More than a few Conservatives are uncomfortable with his decision to run. During a time when the party is receiving maximum publicity, Mr. Orchard is obscuring what the PC label stands for, promoting causes that are more left than right of centre.

Several Conservatives have suggested Mr.Orchard is really a New Democrat, something he vigorously denies.

Rather, the bilingual Saskatchewan farmer maintains he's a true conservative; someone wishing to conserve government institutions in their traditional form, someone who aims to keep Canada Canadian.

The party establishment fears a replay of what occurred in the 1998 leadership race when Mr. Orchard came in second behind Mr. Clark.
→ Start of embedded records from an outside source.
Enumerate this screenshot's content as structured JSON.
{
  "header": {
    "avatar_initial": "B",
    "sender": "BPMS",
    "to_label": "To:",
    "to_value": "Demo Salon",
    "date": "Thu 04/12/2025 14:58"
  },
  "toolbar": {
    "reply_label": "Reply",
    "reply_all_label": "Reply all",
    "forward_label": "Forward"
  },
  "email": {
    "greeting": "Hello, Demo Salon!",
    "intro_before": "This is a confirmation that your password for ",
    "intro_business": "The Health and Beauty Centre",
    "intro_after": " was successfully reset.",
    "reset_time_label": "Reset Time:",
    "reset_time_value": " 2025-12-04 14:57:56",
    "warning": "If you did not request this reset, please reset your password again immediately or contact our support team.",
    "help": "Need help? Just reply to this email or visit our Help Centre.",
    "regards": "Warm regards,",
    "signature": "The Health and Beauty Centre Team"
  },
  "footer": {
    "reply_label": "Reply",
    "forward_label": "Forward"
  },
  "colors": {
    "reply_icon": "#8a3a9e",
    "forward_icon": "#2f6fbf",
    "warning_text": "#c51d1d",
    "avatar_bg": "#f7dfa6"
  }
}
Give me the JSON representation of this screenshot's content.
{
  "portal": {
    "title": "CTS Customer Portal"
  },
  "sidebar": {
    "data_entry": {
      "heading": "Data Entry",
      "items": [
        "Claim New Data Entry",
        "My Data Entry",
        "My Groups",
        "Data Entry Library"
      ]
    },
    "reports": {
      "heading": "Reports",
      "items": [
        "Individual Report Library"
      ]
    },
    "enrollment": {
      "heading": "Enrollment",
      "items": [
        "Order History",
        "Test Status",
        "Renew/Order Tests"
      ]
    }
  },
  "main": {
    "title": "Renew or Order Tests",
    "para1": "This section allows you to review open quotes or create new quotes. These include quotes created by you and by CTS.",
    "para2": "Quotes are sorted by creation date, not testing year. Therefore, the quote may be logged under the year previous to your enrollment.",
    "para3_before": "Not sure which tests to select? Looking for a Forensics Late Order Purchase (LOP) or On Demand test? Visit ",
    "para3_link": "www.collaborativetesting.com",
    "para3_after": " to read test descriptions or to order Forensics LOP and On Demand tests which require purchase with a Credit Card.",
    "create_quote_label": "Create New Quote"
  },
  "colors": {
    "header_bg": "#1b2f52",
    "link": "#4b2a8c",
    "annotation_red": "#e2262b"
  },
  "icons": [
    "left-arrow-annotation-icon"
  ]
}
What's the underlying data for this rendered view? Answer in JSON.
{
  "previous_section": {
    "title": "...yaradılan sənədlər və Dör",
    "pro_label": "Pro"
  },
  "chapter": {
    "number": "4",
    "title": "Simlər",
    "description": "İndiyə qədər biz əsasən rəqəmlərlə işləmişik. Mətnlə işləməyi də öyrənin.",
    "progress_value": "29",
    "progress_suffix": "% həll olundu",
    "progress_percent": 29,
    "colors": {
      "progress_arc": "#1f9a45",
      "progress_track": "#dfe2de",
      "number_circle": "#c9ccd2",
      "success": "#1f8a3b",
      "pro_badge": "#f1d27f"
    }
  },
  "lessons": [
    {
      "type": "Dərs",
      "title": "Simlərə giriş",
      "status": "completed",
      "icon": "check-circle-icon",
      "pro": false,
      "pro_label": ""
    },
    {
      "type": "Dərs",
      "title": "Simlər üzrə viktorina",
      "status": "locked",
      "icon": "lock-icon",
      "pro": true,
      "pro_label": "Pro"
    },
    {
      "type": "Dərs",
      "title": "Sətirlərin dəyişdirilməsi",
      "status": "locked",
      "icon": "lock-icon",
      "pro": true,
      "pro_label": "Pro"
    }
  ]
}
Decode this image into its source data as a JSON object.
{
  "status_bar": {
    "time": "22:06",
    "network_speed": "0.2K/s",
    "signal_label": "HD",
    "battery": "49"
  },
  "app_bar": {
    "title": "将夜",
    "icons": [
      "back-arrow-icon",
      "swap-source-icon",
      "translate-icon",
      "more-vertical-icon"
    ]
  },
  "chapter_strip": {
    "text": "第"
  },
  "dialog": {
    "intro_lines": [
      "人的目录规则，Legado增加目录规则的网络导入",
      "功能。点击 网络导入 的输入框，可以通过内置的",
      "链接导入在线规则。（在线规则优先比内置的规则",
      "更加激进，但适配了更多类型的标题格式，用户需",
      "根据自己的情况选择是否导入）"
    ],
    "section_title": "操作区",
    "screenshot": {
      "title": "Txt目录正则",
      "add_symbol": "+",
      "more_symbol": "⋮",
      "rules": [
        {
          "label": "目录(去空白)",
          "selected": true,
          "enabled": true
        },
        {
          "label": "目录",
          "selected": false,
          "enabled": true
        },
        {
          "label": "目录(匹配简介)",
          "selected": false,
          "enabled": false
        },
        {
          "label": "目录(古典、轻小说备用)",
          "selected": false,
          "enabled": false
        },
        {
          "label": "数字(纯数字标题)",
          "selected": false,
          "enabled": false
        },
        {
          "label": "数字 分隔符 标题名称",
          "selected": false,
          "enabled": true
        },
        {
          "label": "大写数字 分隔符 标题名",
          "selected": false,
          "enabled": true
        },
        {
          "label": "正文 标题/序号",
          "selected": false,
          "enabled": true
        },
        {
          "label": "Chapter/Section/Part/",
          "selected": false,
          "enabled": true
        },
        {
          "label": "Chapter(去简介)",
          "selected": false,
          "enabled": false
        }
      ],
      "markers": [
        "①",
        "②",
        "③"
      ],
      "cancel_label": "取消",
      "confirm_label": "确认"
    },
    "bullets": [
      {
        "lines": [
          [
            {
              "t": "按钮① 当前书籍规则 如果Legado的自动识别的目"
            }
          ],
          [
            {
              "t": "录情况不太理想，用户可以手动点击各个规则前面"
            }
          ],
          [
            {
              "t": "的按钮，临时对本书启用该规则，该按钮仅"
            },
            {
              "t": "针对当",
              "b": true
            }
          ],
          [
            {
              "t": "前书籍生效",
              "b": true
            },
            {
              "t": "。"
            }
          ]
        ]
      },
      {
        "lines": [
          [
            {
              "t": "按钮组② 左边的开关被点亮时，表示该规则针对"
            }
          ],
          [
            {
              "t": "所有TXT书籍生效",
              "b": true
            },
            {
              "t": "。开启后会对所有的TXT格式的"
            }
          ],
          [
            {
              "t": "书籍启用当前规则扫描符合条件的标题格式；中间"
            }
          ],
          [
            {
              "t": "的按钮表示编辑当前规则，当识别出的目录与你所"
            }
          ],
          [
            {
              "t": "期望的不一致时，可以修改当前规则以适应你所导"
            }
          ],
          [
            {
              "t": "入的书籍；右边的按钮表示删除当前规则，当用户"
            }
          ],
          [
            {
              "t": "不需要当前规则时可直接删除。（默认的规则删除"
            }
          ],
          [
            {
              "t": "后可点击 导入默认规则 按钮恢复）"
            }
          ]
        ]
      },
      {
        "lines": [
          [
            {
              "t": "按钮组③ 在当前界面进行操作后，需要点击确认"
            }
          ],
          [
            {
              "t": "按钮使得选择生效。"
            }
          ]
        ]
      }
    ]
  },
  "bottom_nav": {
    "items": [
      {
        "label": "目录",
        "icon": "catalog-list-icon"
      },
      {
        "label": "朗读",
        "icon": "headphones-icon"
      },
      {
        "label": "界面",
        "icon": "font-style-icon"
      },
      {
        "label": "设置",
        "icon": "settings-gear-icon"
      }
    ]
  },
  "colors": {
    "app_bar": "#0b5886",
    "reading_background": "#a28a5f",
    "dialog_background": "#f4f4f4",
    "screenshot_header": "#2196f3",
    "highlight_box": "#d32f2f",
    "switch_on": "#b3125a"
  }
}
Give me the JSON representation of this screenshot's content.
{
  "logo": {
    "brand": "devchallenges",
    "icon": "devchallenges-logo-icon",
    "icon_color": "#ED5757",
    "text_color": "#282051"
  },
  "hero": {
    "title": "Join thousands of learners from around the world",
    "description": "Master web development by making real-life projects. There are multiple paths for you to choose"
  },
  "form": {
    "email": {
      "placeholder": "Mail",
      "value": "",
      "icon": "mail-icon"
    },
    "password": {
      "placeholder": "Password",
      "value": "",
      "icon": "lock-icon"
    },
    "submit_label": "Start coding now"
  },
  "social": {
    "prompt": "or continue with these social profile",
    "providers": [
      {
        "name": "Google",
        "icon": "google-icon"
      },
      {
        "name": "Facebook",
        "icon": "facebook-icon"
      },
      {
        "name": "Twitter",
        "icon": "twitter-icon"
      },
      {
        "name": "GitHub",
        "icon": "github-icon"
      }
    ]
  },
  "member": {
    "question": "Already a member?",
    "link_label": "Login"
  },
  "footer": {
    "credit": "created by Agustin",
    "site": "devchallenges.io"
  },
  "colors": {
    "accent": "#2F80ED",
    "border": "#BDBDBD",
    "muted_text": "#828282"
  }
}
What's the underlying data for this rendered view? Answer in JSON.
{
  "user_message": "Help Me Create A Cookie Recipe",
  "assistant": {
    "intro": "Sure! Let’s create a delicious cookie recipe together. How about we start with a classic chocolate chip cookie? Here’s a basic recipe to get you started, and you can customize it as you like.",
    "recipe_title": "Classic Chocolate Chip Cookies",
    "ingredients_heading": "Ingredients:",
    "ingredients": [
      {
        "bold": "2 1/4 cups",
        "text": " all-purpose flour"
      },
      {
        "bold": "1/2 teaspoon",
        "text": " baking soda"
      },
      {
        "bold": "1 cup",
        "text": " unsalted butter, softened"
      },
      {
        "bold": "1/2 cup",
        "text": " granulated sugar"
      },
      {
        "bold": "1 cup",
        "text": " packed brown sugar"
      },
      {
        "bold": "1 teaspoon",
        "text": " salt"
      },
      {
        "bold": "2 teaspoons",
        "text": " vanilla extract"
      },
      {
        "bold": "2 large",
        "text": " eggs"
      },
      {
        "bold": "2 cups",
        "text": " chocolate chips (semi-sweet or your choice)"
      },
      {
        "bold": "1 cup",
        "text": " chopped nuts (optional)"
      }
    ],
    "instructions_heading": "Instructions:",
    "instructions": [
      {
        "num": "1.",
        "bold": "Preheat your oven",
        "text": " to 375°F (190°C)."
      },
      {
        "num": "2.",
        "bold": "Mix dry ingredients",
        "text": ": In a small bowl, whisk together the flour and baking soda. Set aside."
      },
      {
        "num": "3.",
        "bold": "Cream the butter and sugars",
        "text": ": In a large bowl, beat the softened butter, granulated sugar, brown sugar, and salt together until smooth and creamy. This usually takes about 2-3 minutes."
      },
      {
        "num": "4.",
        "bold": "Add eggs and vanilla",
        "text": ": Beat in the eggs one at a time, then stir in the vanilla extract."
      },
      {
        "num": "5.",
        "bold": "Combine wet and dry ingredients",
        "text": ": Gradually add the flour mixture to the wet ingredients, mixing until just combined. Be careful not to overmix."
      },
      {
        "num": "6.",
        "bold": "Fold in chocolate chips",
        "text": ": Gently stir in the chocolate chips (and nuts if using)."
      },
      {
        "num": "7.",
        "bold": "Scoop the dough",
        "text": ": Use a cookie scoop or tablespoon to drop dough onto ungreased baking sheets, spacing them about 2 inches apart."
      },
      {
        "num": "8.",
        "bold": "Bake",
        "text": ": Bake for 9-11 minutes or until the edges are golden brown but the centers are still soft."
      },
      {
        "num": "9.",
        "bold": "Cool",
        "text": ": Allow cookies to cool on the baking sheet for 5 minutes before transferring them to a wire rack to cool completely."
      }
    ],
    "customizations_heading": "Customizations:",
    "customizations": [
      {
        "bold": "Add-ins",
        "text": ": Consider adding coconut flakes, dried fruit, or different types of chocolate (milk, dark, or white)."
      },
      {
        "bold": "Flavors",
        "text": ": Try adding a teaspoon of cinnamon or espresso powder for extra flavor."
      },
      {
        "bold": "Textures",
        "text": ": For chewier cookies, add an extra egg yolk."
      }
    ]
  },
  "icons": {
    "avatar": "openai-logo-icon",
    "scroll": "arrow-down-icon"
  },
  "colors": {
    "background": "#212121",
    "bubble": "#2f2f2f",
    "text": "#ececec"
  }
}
In that contest, Mr. Orchard had a top-notch campaign team that sold a surprising number of memberships on his behalf, particularly in B.C. Tories, who hadn't considered him a serious candidate, were aghast.

It's generally believed Mr. Orchard will repeat that strong performance this time, but party insiders are hoping he won't win a first-ballot victory.

If voting goes beyond the first ballot, the plan is likely to be for the other contenders to join forces to ensure Mr. Orchard's defeat.

The six others in contention to lead the party have the sort of pro-business, pro-free trade platform the public would expect a Conservative leader to embrace.

Those annoyed by Mr. Orchard's candidacy really ought to chill out. He not only is making the race among a blur of young men in blue suits more lively but could help the struggling party attract a few disenchanted Liberals.